I’ve spent hours wondering outside of the box (or NP pathway application, if you will) about how else I could find myself a key to this door. I’ve set myself on an emotional rollercoaster more than once, following potential leads and getting excited – to more-or-less find myself back at the same doormat, knocking furiously without an answer.

Then, around Easter this year, something started falling together.

It was but a mere conversation between our established Urology NP and a member of the nursing executive team on a floor walk-around to hand out Easter eggs (for the surgical ‘Eggs-cellence Awards’… if you gagged reading that, never fear – so did I my friend. Another blissful health service attempt at gaining a following by capitalising on our competitive streak…but I digress). In this conversation, the Urology NP was asked by our EDNM that if the pie was in the sky, what did this look like for her.

She had harnessed this opportunity to paint a vivid picture of success that encompassed not only one other NP to support her advantageous workload, but also a NP candidate that could be trained on the job whilst they completed their degree, eventually to become the third Urology NP for the service (and forth Urology NP in the state).

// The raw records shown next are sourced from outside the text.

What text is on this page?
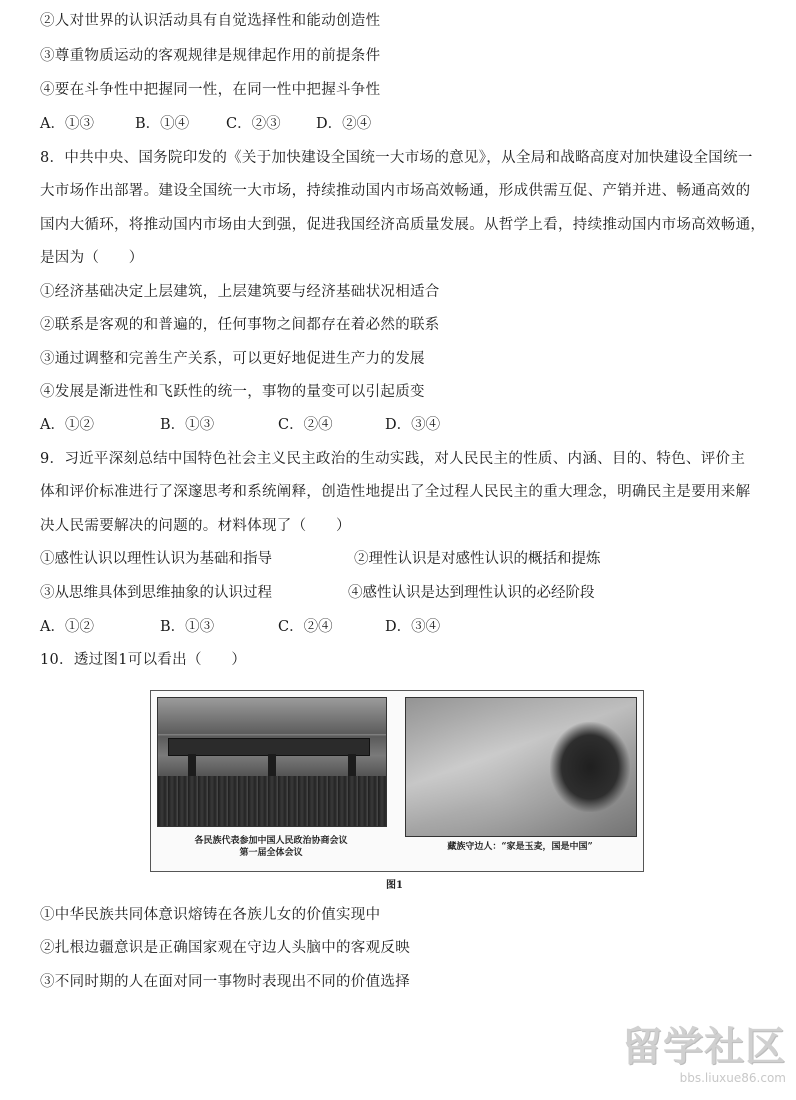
②人对世界的认识活动具有自觉选择性和能动创造性
③尊重物质运动的客观规律是规律起作用的前提条件
④要在斗争性中把握同一性，在同一性中把握斗争性
A．①③	B．①④	C．②③ D．②④
8．中共中央、国务院印发的《关于加快建设全国统一大市场的意见》，从全局和战略高度对加快建设全国统一
大市场作出部署。建设全国统一大市场，持续推动国内市场高效畅通，形成供需互促、产销并进、畅通高效的
国内大循环，将推动国内市场由大到强，促进我国经济高质量发展。从哲学上看，持续推动国内市场高效畅通，
是因为（　　）
①经济基础决定上层建筑，上层建筑要与经济基础状况相适合
②联系是客观的和普遍的，任何事物之间都存在着必然的联系
③通过调整和完善生产关系，可以更好地促进生产力的发展
④发展是渐进性和飞跃性的统一，事物的量变可以引起质变
A．①②	B．①③	C．②④	D．③④
9．习近平深刻总结中国特色社会主义民主政治的生动实践，对人民民主的性质、内涵、目的、特色、评价主
体和评价标准进行了深邃思考和系统阐释，创造性地提出了全过程人民民主的重大理念，明确民主是要用来解
决人民需要解决的问题的。材料体现了（　　）
①感性认识以理性认识为基础和指导	②理性认识是对感性认识的概括和提炼
③从思维具体到思维抽象的认识过程	④感性认识是达到理性认识的必经阶段
A．①②	B．①③	C．②④	D．③④
10．透过图1可以看出（　　）
各民族代表参加中国人民政治协商会议
第一届全体会议
藏族守边人：“家是玉麦，国是中国”
图1
①中华民族共同体意识熔铸在各族儿女的价值实现中
②扎根边疆意识是正确国家观在守边人头脑中的客观反映
③不同时期的人在面对同一事物时表现出不同的价值选择
留学社区
bbs.liuxue86.com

Never thinking this could ever be considered as a financially sustainable suggestion for a service wildly in debt, it was a complete surprise when less than two-months later not only had one NP job been approved for recruitment, but a second as a NP candidate had also been approved. And when an email with the link to the job advertisement landed in my inbox, I couldn’t help but let myself hope that maybe this was the key I’d been waiting for.

Essentially what this mean is, that if i were successful in getting the candidate role, I would eliminate the requirement to firstly propose a NP position via the tedious 32-page candidate application, and would be able to study my Masters with no encumbrance by whether the health service wished to honour the position at the completion of my degree or not. I would not have to apply for the aforementioned created role at the end of my degree, nor bear the risk of someone else taking the role from me at the finish line. And at the risk of sounding too good to be true, I would be paid as a NP candidate throughout my studies as I worked in the role in an ‘apprenticeship’ style, gaining on-hands learning as I went.

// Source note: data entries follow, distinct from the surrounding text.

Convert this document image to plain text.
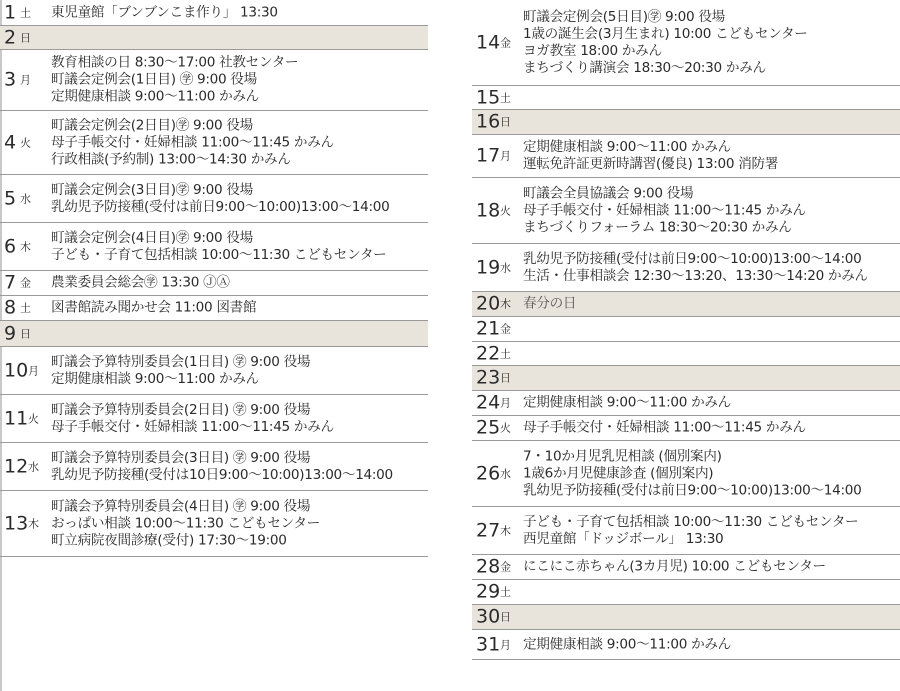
1 土 東児童館「ブンブンこま作り」 13:30
2 日
3 月
教育相談の日 8:30〜17:00 社教センター
町議会定例会(1日目) ㊫ 9:00 役場
定期健康相談 9:00〜11:00 かみん
4 火
町議会定例会(2日目)㊫ 9:00 役場
母子手帳交付・妊婦相談 11:00〜11:45 かみん
行政相談(予約制) 13:00〜14:30 かみん
5 水
町議会定例会(3日目)㊫ 9:00 役場
乳幼児予防接種(受付は前日9:00〜10:00)13:00〜14:00
6 木
町議会定例会(4日目)㊫ 9:00 役場
子ども・子育て包括相談 10:00〜11:30 こどもセンター
7 金 農業委員会総会㊫ 13:30 ⒿⒶ
8 土 図書館読み聞かせ会 11:00 図書館
9 日
10 月
町議会予算特別委員会(1日目) ㊫ 9:00 役場
定期健康相談 9:00〜11:00 かみん
11 火
町議会予算特別委員会(2日目) ㊫ 9:00 役場
母子手帳交付・妊婦相談 11:00〜11:45 かみん
12 水
町議会予算特別委員会(3日目) ㊫ 9:00 役場
乳幼児予防接種(受付は10日9:00〜10:00)13:00〜14:00
13 木
町議会予算特別委員会(4日目) ㊫ 9:00 役場
おっぱい相談 10:00〜11:30 こどもセンター
町立病院夜間診療(受付) 17:30〜19:00
14 金
町議会定例会(5日目)㊫ 9:00 役場
1歳の誕生会(3月生まれ) 10:00 こどもセンター
ヨガ教室 18:00 かみん
まちづくり講演会 18:30〜20:30 かみん
15 土
16 日
17 月
定期健康相談 9:00〜11:00 かみん
運転免許証更新時講習(優良) 13:00 消防署
18 火
町議会全員協議会 9:00 役場
母子手帳交付・妊婦相談 11:00〜11:45 かみん
まちづくりフォーラム 18:30〜20:30 かみん
19 水
乳幼児予防接種(受付は前日9:00〜10:00)13:00〜14:00
生活・仕事相談会 12:30〜13:20、13:30〜14:20 かみん
20 木 春分の日
21 金
22 土
23 日
24 月 定期健康相談 9:00〜11:00 かみん
25 火 母子手帳交付・妊婦相談 11:00〜11:45 かみん
26 水
7・10か月児乳児相談 (個別案内)
1歳6か月児健康診査 (個別案内)
乳幼児予防接種(受付は前日9:00〜10:00)13:00〜14:00
27 木
子ども・子育て包括相談 10:00〜11:30 こどもセンター
西児童館「ドッジボール」 13:30
28 金 にこにこ赤ちゃん(3カ月児) 10:00 こどもセンター
29 土
30 日
31 月 定期健康相談 9:00〜11:00 かみん
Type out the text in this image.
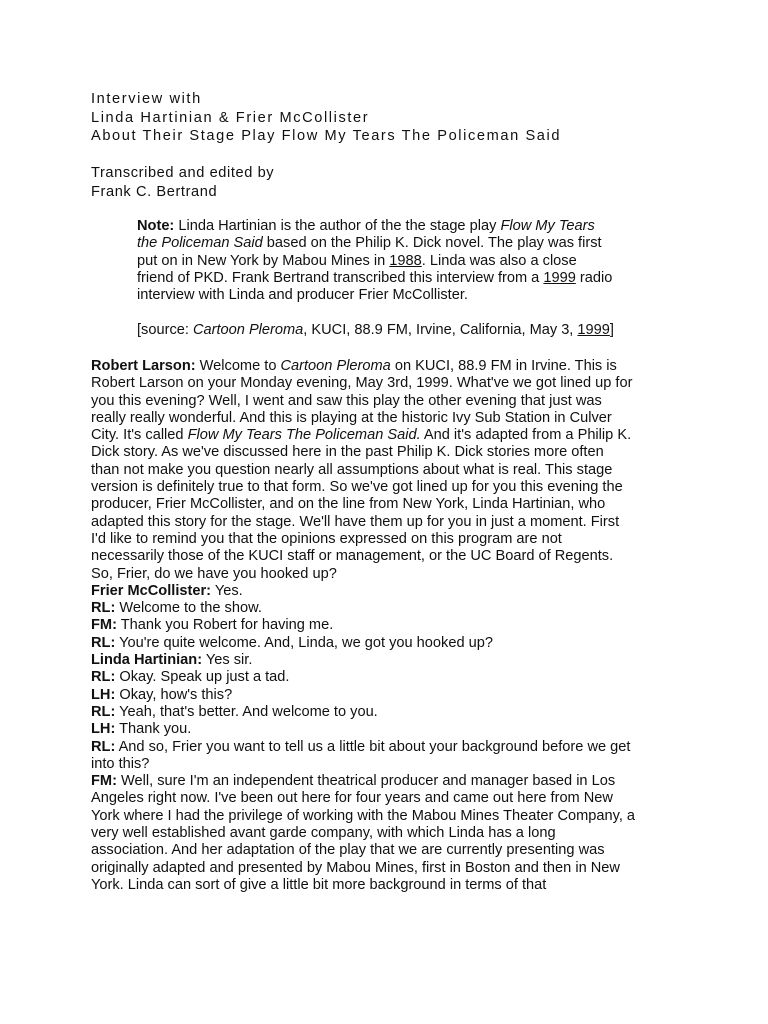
Interview with
Linda Hartinian & Frier McCollister
About Their Stage Play Flow My Tears The Policeman Said
Transcribed and edited by
Frank C. Bertrand

Note: Linda Hartinian is the author of the the stage play Flow My Tears the Policeman Said based on the Philip K. Dick novel. The play was first put on in New York by Mabou Mines in 1988. Linda was also a close friend of PKD. Frank Bertrand transcribed this interview from a 1999 radio interview with Linda and producer Frier McCollister.

[source: Cartoon Pleroma, KUCI, 88.9 FM, Irvine, California, May 3, 1999]

Robert Larson: Welcome to Cartoon Pleroma on KUCI, 88.9 FM in Irvine. This is Robert Larson on your Monday evening, May 3rd, 1999. What've we got lined up for you this evening? Well, I went and saw this play the other evening that just was really really wonderful. And this is playing at the historic Ivy Sub Station in Culver City. It's called Flow My Tears The Policeman Said. And it's adapted from a Philip K. Dick story. As we've discussed here in the past Philip K. Dick stories more often than not make you question nearly all assumptions about what is real. This stage version is definitely true to that form. So we've got lined up for you this evening the producer, Frier McCollister, and on the line from New York, Linda Hartinian, who adapted this story for the stage. We'll have them up for you in just a moment. First I'd like to remind you that the opinions expressed on this program are not necessarily those of the KUCI staff or management, or the UC Board of Regents. So, Frier, do we have you hooked up?

Frier McCollister: Yes.

RL: Welcome to the show.

FM: Thank you Robert for having me.

RL: You're quite welcome. And, Linda, we got you hooked up?

Linda Hartinian: Yes sir.

RL: Okay. Speak up just a tad.

LH: Okay, how's this?

RL: Yeah, that's better. And welcome to you.

LH: Thank you.

RL: And so, Frier you want to tell us a little bit about your background before we get into this?

FM: Well, sure I'm an independent theatrical producer and manager based in Los Angeles right now. I've been out here for four years and came out here from New York where I had the privilege of working with the Mabou Mines Theater Company, a very well established avant garde company, with which Linda has a long association. And her adaptation of the play that we are currently presenting was originally adapted and presented by Mabou Mines, first in Boston and then in New York. Linda can sort of give a little bit more background in terms of that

Now when I say that the terms outlaid in that paragraph are unheard of – I mean, they are seriously ‘pie in the sky’ statements. There has never been an opportunity like this as long as NP roles have existed. It has always been Hunger Games to get into NP, so I still can’t fathom that this opportunity found its way to my inbox, or that I’ve even had the chance to apply for it.

As expected, I spent at least a good week before I applied seriously wrestling my own self-doubt on whether I would make a good applicant. Trust me to get stage-fright the moment it comes time to apply for a one-in-a-lifetime opportunity and renegotiate my own attributes to mean less than they do. With a few more gentle pushes from Z and my Dad (and an email from my nursing director in earnest of my application), I finally hit the ‘Apply’ button and submitted my application.

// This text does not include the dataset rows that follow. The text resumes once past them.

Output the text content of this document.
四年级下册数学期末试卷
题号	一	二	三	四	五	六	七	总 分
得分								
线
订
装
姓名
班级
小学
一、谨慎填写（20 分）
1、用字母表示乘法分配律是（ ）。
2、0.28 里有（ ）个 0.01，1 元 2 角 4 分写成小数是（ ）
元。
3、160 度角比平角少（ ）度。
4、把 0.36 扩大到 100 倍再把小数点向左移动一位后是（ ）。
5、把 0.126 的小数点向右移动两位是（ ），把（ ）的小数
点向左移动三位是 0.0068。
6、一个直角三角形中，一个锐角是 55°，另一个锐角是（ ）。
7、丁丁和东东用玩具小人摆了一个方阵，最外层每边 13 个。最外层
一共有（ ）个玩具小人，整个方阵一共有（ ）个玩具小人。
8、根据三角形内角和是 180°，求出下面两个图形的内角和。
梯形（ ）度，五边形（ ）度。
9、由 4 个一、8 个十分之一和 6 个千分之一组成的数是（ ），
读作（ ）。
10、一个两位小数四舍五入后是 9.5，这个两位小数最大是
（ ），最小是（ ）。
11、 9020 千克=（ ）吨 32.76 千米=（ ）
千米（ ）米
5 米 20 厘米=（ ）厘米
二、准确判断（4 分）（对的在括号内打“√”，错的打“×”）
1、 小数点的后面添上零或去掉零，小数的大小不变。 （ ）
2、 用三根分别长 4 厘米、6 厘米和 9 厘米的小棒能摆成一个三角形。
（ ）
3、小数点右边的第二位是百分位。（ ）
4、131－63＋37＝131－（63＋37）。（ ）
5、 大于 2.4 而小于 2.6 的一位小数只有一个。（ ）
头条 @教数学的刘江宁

While I wait to hear the outcome of the recruitment, I sit with equal parts anxiety worrying that I’ve only come so close to miss out, and excitement at the prospect of finally reaching such a huge career goal of mine. I flux in and out of both sentiments, desperately hoping for the latter and for finally gaining the ability to open this door.

I know that no matter which way this opportunity lands me, I will open the NP door. An investment in your own growth is never poorly placed, just sometimes it can take a little longer to see the return – like a stock market. And I’m adamant that this door won’t remain stuck forever, nor that these stocks won’t prove plentiful one day.

And in the meantime, I’ll keep knocking.